ABOUT THE AUTHOR
Manu S. Pillai is an Indian author and historian. He was born in 1990 in Kerala and grew up in Pune. Pillai holds a Master’s degree in International Relations and has also worked with the parliamentarian Shashi Tharoor.
The Ivory Throne: Chronicles of the House of Travancore was his debut non-fiction work. His other works include Rebel Sultans.
Pillai is also the recipient of a Sahitya Akademi Yuva Puraskar.
The Ivory Throne: Chronicles of the House of Travancore is the story of the rivalry between two cousins to stake their claim to the Ivory Throne. The book is a historical fiction with the main focus on the de-facto protagonist, Sethu Lakshmi Bayi, and her arch-rival, Sethu Parvathi Bayi.
Over the course of the book, readers come to know of the matrilineal system prevalent amongst the ruling class and the Nairs. It is this cultural setting in which the two cousins were adopted to become the junior and senior ranis. How a series of unexpected deaths of the heirs to the coveted throne destined these women to eternal rivalry – one that has continued to date amongst their descendants – is what the book is all about.
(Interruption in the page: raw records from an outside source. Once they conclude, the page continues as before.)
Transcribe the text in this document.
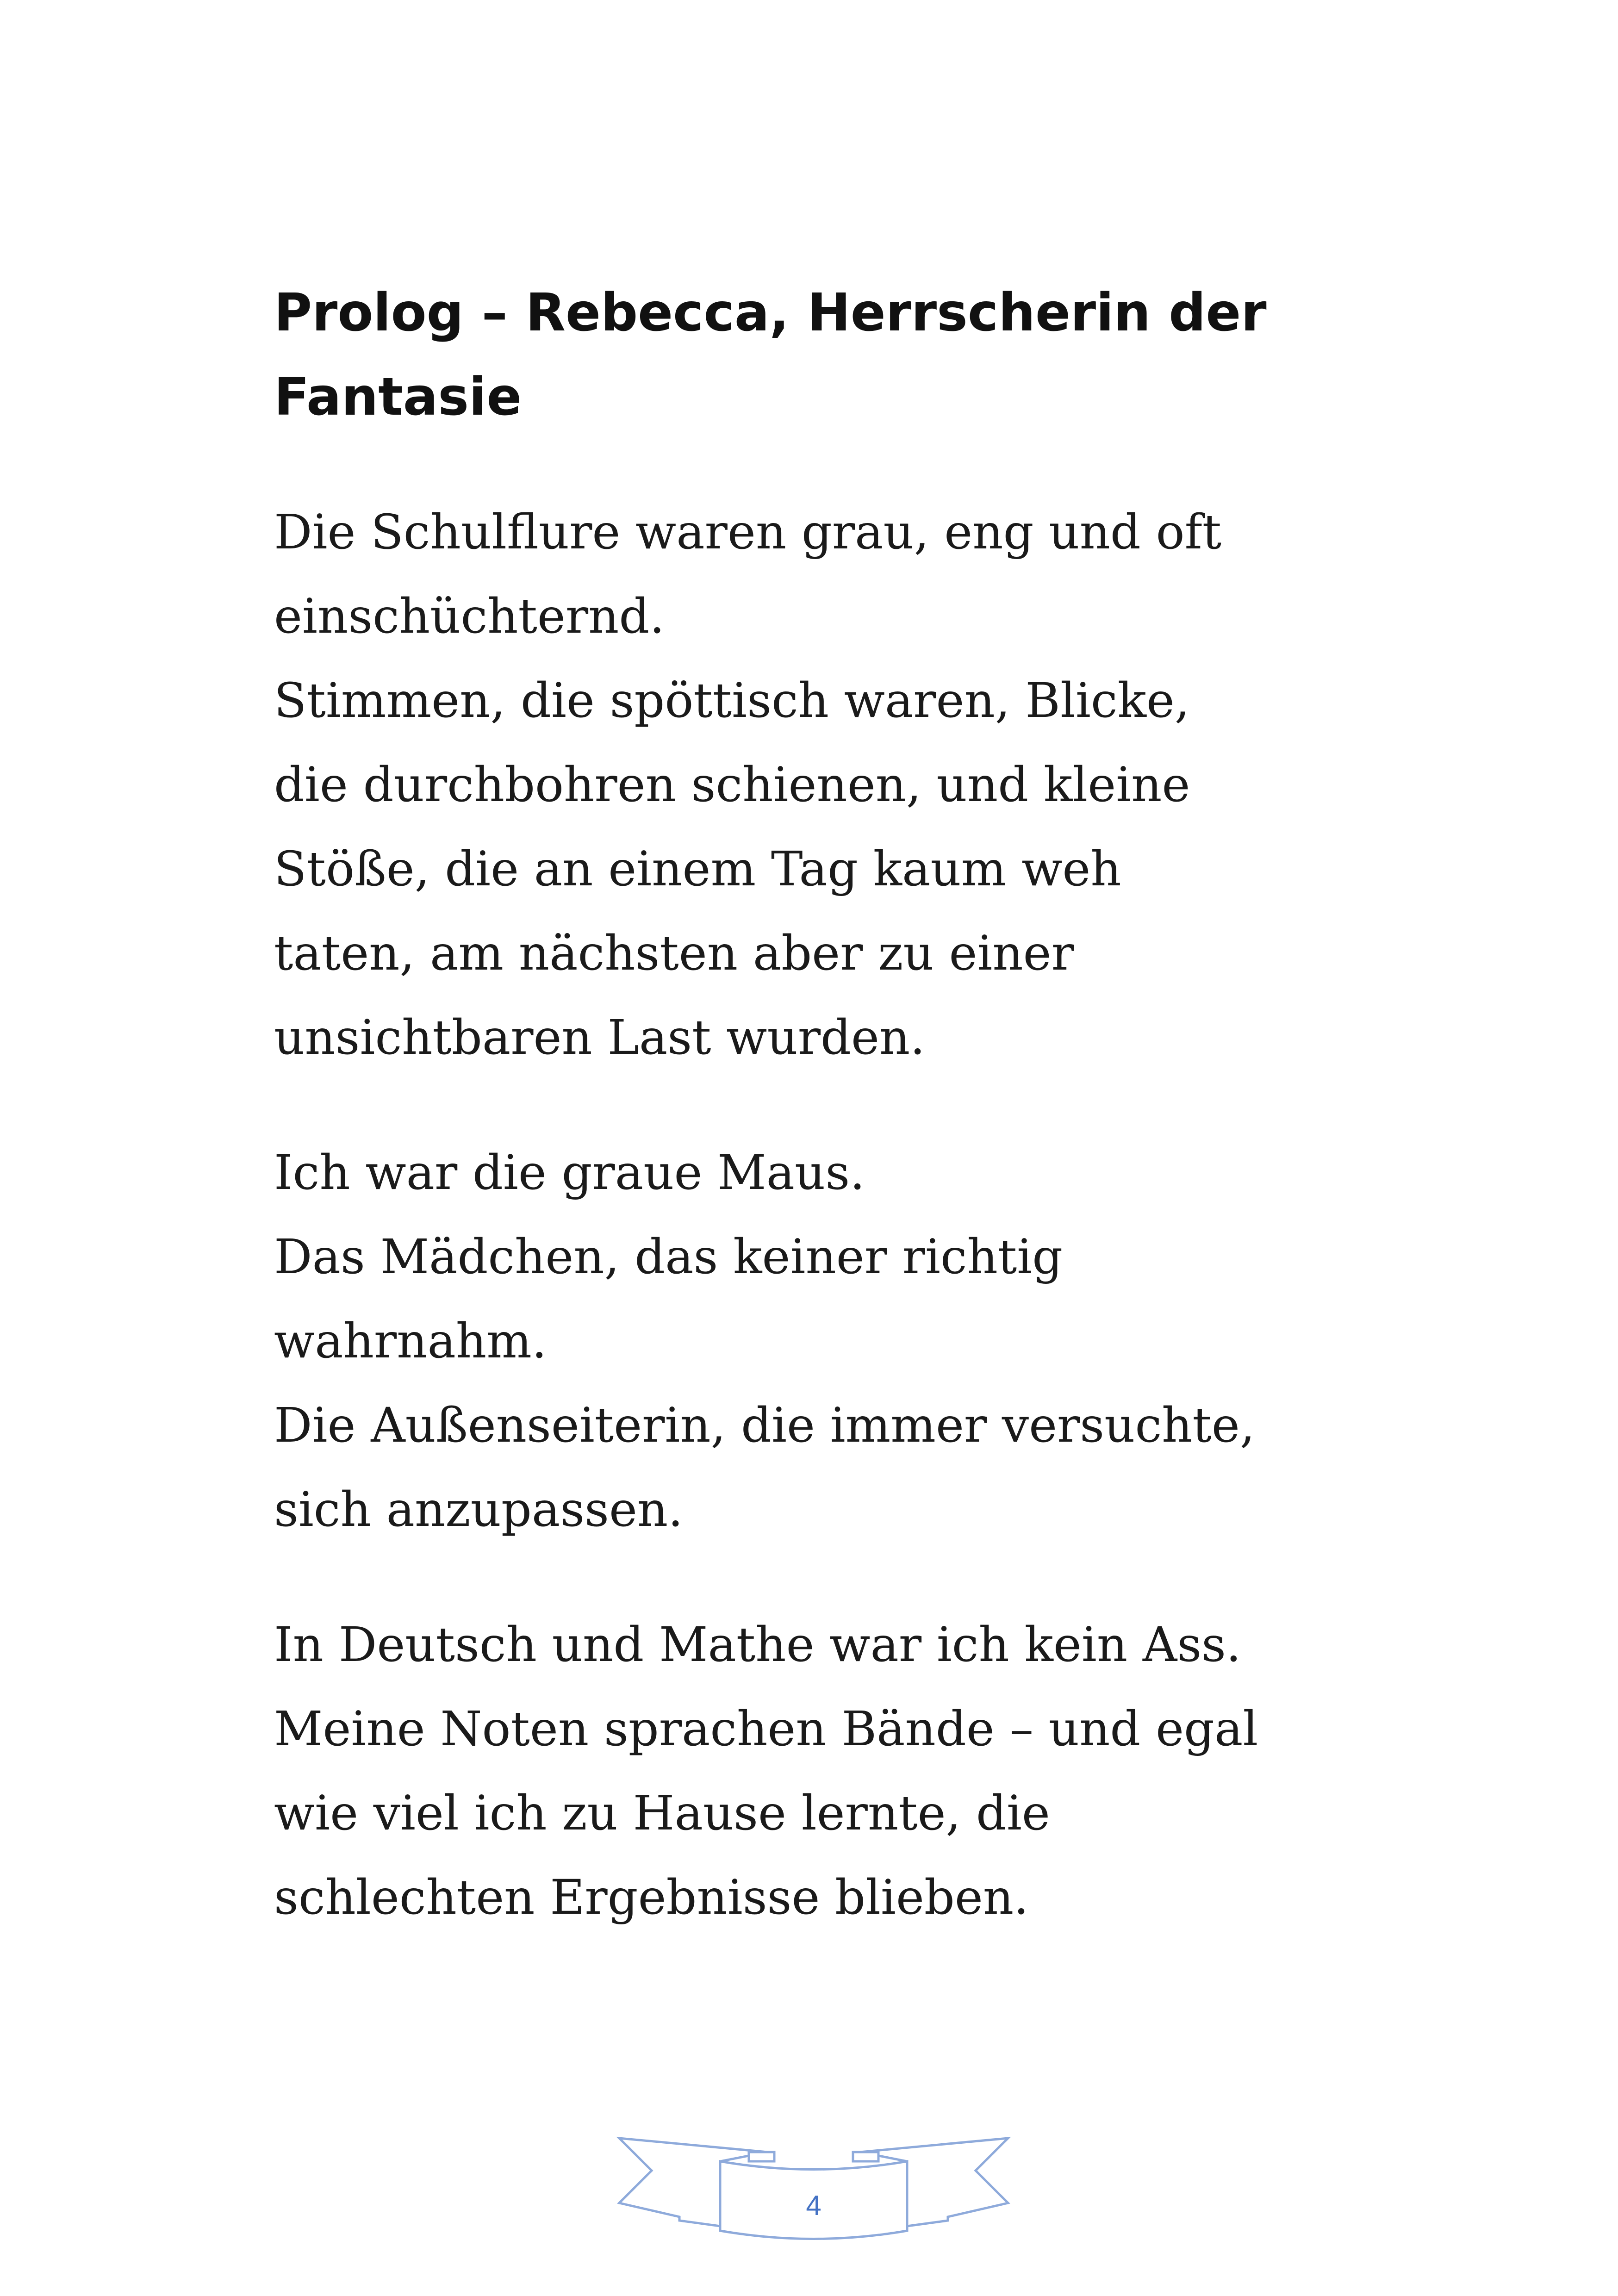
Prolog – Rebecca, Herrscherin der
Fantasie
Die Schulflure waren grau, eng und oft
einschüchternd.
Stimmen, die spöttisch waren, Blicke,
die durchbohren schienen, und kleine
Stöße, die an einem Tag kaum weh
taten, am nächsten aber zu einer
unsichtbaren Last wurden.
Ich war die graue Maus.
Das Mädchen, das keiner richtig
wahrnahm.
Die Außenseiterin, die immer versuchte,
sich anzupassen.
In Deutsch und Mathe war ich kein Ass.
Meine Noten sprachen Bände – und egal
wie viel ich zu Hause lernte, die
schlechten Ergebnisse blieben.
4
The author has also given a simultaneous account of India’s struggle for independence and the effect it had on its rulers and their decisions.
WHAT WE LIKED ABOUT THE IVORY THRONE
While The Ivory Throne is a historical fiction, the book has all the elements of a riveting drama. Pillai has seamlessly interwoven historical facts with legends from the past. He has brilliantly juxtaposed the rivalry for the throne, palace politics and conspiracies with the changes in India’s political environment.
Given how similar the names of most characters sounded, the author has done a commendable job at making sure that they never confound or overwhelm the readers.
In every chapter, Pillai has linked the present events to those that happened in the past. He shows how the actions or decisions taken taken hundreds of years ago went on to affect the life of Lakshmi Bayi, her ancestors, and even her descendants.
WHAT COULD HAVE BEEN BETTER ABOUT THE IVORY THRONE
Every good story has a hero and a villain. To its credit, The Ivory Queen too glorifies one character, albeit at the expense of the other.
Since the book portrays Sethu Lakshmi Bayi as a protagonist, Sethu Parvathi Bayi has been relegated to the role of a negative character. One cannot help but feel that the author failed to do justice to her side of the story. While her actions have been presented as-is, her motives, at best, come across as the author’s assumptions. A neutral commentary on Sethu Parvathi Bayi would have made for a better reading.
Lakshmi Bayi looked as prim and majestic as ever, and with unusual enthusiasm and energy, took charge of her wards.
But the monsoons of 1924 would come to be recalled not for their romance as for the veritable terror they stirred. It seemed as if the skies had been ripped apart as the waters burst out endlessly, transforming the bountiful scene into one of violent catastrophe.
Ameya would recommend The Ivory Throne to history enthusiasts who don’t mind a pinch of fiction. That being said, if you find the prospect of reading voluminous books daunting, you probably wouldn’t regret skipping this bulky, 704-page novel.